Most Marion students, faculty, and community members are in support of the plan for many reasons. Manderscheid said, “The biggest reason I am for the plan is that it is tax neutral which means property taxes are not increasing. Plus, it also hits additional needs that we have: we need a new auditorium, we need to update our complex down at Thomas park, we need to secure more buildings and make them sustainable for the next 50-60 years. So there are lots of positives.” Elliott Dyrland, sophomore, is a student in both football and show choir, therefore he would be affected in multiple ways regarding the plan. “I am for the plan. I am most excited about the new auditorium because the one we have is not that good. And I’m excited about the new football field because it is going to be better, and it is going to be closer to the school,” said Dyrland. 

Not only are people who attend Marion going to benefit, but people that are part of the Marion community will benefit as well. Ramaekers said, “Benefiting the schools overall benefits the community. It keeps families here; it keeps families engaged. It just really bridges that connection between school and community that is positive for both sides. So hopefully more interaction, more availability, easier access–that type of thing.” 

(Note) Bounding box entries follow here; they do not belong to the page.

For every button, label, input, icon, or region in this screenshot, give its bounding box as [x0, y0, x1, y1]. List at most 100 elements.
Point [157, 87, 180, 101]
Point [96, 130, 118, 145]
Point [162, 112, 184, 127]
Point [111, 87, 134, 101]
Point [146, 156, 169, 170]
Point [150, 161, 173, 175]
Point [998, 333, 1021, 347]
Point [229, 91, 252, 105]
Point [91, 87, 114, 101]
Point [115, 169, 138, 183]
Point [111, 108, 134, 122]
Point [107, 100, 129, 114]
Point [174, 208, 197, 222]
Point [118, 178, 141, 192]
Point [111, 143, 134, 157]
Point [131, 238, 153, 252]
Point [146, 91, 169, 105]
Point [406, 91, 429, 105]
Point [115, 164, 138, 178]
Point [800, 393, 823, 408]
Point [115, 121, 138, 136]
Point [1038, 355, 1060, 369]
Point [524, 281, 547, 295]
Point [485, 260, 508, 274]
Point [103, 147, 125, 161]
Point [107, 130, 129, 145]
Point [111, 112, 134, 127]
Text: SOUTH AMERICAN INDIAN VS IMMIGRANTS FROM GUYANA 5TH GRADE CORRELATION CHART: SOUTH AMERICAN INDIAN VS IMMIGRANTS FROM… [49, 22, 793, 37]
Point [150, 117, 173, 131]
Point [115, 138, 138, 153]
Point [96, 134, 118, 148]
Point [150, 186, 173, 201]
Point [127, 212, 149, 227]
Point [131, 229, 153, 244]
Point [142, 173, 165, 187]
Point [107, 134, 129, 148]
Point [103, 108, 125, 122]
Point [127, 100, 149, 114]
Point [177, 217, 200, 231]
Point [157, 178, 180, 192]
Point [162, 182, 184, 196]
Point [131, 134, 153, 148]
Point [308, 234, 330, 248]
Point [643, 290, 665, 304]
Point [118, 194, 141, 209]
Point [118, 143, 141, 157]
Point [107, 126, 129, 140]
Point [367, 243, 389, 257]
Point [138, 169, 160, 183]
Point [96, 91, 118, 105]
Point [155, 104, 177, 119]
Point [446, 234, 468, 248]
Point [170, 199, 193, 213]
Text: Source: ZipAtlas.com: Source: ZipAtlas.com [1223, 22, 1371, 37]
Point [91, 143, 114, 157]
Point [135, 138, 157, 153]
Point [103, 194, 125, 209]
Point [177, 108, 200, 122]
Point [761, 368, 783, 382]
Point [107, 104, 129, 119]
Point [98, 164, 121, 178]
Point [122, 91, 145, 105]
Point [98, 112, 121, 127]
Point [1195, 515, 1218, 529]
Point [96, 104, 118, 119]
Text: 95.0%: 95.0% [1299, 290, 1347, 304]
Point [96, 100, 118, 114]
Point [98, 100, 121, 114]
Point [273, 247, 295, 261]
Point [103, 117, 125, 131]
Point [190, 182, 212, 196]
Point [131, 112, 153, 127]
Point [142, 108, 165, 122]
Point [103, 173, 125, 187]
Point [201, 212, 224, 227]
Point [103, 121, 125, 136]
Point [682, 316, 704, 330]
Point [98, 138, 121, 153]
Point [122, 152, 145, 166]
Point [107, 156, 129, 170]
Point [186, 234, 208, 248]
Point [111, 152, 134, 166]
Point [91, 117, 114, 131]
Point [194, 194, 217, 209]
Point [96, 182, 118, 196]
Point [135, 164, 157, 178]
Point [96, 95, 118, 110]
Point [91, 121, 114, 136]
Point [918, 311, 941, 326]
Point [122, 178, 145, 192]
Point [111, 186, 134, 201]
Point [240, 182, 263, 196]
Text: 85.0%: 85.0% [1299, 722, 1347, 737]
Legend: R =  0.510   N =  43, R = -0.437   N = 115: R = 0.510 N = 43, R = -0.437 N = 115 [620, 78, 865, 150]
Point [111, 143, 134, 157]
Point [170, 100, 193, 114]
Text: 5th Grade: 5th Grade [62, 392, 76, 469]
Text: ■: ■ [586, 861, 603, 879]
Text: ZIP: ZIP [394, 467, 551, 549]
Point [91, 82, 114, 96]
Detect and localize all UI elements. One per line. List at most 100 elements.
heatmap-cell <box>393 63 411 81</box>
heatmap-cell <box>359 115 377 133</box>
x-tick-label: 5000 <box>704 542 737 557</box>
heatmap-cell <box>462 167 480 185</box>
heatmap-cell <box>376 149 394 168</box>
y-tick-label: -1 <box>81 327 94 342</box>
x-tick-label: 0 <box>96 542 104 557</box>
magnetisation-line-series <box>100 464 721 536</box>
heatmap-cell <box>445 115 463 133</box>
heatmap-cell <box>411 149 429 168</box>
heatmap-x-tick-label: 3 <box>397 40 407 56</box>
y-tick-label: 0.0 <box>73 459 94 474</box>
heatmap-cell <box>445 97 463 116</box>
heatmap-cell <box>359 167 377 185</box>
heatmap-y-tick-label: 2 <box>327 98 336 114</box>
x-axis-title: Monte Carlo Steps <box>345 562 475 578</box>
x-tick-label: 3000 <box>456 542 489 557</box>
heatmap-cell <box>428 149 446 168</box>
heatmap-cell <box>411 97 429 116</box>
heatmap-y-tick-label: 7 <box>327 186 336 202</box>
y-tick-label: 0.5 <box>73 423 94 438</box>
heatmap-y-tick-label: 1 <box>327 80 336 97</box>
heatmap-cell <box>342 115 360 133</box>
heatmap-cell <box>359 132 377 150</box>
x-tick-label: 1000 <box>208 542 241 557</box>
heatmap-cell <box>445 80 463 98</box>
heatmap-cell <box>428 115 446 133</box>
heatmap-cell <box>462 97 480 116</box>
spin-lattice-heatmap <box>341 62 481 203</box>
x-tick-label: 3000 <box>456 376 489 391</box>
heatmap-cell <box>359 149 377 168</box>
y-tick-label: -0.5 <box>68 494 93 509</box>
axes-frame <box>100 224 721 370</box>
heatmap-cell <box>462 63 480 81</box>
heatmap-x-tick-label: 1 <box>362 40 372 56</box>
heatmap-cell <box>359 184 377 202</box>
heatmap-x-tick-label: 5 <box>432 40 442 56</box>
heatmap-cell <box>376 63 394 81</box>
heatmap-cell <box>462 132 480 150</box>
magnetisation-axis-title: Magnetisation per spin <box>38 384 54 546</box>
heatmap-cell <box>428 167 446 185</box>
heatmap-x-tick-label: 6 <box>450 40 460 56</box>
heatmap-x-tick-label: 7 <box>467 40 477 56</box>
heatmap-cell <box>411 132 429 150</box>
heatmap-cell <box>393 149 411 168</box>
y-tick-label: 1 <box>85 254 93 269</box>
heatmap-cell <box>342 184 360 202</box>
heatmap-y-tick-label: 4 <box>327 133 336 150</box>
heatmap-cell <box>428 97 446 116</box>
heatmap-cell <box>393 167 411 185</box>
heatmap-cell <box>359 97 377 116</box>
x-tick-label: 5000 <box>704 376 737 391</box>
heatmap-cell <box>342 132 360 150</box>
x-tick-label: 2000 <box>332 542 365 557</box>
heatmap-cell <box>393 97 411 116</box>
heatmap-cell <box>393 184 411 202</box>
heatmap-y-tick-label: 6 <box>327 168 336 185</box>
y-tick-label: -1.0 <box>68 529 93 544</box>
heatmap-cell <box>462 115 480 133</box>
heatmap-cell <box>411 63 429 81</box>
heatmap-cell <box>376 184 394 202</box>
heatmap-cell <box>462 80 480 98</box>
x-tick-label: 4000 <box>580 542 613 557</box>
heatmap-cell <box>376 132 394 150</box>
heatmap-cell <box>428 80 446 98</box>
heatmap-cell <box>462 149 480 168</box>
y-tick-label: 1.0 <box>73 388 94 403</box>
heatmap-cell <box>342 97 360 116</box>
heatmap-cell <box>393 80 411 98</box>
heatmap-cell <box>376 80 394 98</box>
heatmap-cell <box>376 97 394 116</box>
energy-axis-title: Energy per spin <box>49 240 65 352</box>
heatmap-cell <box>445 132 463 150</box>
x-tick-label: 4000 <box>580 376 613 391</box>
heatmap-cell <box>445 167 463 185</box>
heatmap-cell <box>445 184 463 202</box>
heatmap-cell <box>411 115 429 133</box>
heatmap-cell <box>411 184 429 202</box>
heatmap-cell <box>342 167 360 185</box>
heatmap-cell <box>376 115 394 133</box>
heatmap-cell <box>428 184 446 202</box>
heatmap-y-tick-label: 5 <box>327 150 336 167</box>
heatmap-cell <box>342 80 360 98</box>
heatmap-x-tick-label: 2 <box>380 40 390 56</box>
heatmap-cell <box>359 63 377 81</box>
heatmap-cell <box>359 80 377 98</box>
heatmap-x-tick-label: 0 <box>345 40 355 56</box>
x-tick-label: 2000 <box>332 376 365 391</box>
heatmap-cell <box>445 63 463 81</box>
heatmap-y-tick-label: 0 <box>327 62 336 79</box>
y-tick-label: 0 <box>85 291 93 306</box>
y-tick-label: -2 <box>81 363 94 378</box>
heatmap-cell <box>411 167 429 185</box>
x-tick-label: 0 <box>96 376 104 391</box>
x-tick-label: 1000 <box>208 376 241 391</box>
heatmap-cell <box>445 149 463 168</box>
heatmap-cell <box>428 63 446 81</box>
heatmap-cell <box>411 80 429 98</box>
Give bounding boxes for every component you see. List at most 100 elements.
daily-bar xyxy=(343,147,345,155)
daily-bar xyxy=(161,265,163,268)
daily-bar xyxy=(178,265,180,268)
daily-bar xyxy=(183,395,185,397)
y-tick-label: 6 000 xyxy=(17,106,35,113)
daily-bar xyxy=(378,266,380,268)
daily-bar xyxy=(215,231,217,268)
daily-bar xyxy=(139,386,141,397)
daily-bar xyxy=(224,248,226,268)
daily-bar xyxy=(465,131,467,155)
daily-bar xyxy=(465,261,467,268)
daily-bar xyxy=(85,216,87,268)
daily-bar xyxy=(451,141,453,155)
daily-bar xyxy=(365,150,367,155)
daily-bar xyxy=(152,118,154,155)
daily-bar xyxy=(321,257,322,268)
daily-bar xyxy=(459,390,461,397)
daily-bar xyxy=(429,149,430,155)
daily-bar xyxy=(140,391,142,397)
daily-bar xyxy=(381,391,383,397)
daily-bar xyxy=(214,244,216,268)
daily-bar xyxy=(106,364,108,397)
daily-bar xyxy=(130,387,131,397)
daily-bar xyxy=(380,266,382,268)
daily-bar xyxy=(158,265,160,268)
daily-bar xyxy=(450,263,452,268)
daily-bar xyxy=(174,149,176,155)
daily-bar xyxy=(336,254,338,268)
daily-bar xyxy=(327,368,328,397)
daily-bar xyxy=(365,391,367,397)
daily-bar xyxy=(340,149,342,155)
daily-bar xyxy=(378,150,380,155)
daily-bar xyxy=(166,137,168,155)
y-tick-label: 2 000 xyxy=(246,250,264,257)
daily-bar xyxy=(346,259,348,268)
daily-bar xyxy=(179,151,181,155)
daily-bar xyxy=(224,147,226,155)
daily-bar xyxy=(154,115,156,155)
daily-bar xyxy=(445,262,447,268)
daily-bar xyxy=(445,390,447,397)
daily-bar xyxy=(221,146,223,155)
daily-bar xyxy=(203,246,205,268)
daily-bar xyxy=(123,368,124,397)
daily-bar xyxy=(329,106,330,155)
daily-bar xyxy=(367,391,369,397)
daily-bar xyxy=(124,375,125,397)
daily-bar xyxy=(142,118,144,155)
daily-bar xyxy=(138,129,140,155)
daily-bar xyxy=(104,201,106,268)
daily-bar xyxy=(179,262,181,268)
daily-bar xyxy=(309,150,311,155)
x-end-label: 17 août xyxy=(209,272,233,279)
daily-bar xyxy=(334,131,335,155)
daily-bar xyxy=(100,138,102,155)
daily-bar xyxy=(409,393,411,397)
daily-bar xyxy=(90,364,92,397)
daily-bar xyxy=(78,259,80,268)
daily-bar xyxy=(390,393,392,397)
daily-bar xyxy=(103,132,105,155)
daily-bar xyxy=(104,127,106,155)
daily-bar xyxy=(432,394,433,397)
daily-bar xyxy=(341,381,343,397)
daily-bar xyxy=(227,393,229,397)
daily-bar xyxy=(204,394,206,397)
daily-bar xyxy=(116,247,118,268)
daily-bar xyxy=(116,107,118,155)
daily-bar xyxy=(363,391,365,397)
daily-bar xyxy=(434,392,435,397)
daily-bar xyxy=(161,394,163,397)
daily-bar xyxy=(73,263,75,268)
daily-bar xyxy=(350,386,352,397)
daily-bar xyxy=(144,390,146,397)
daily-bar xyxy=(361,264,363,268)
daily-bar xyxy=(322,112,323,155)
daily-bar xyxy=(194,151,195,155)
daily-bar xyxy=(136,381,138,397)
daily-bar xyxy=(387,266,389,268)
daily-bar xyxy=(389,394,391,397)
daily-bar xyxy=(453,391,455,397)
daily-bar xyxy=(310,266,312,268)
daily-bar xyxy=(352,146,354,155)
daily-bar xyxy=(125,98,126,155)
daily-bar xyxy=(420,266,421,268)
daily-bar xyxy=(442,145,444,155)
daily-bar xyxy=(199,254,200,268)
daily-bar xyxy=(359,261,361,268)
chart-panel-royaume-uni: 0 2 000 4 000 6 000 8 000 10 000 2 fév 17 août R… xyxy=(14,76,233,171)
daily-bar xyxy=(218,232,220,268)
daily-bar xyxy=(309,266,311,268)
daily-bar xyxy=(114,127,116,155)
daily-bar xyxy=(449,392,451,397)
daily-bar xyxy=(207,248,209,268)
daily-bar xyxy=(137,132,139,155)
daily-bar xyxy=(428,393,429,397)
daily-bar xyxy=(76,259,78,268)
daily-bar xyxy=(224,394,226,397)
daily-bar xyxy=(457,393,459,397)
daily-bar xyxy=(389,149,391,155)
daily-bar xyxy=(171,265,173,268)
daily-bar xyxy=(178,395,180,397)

Early voting to pass this bond will take place now until March 1st at Lindale Mall, 11:00 a.m. to 6:30 p.m. Monday through Friday for anyone over the age of 18. You can request an absentee ballot from the Linn County Auditor by February 19th. Otherwise, you can vote on March 2nd, 7:00 a.m. to 8:00 p.m. at either Ascension Lutheran Church on Grand Avenue or the Marion City Hall on 6th Avenue. If you have questions, information can be found on the MISD website or posted in the high school cafeteria. Information will also be emailed to families in the district, and it is also shared on various social media pages.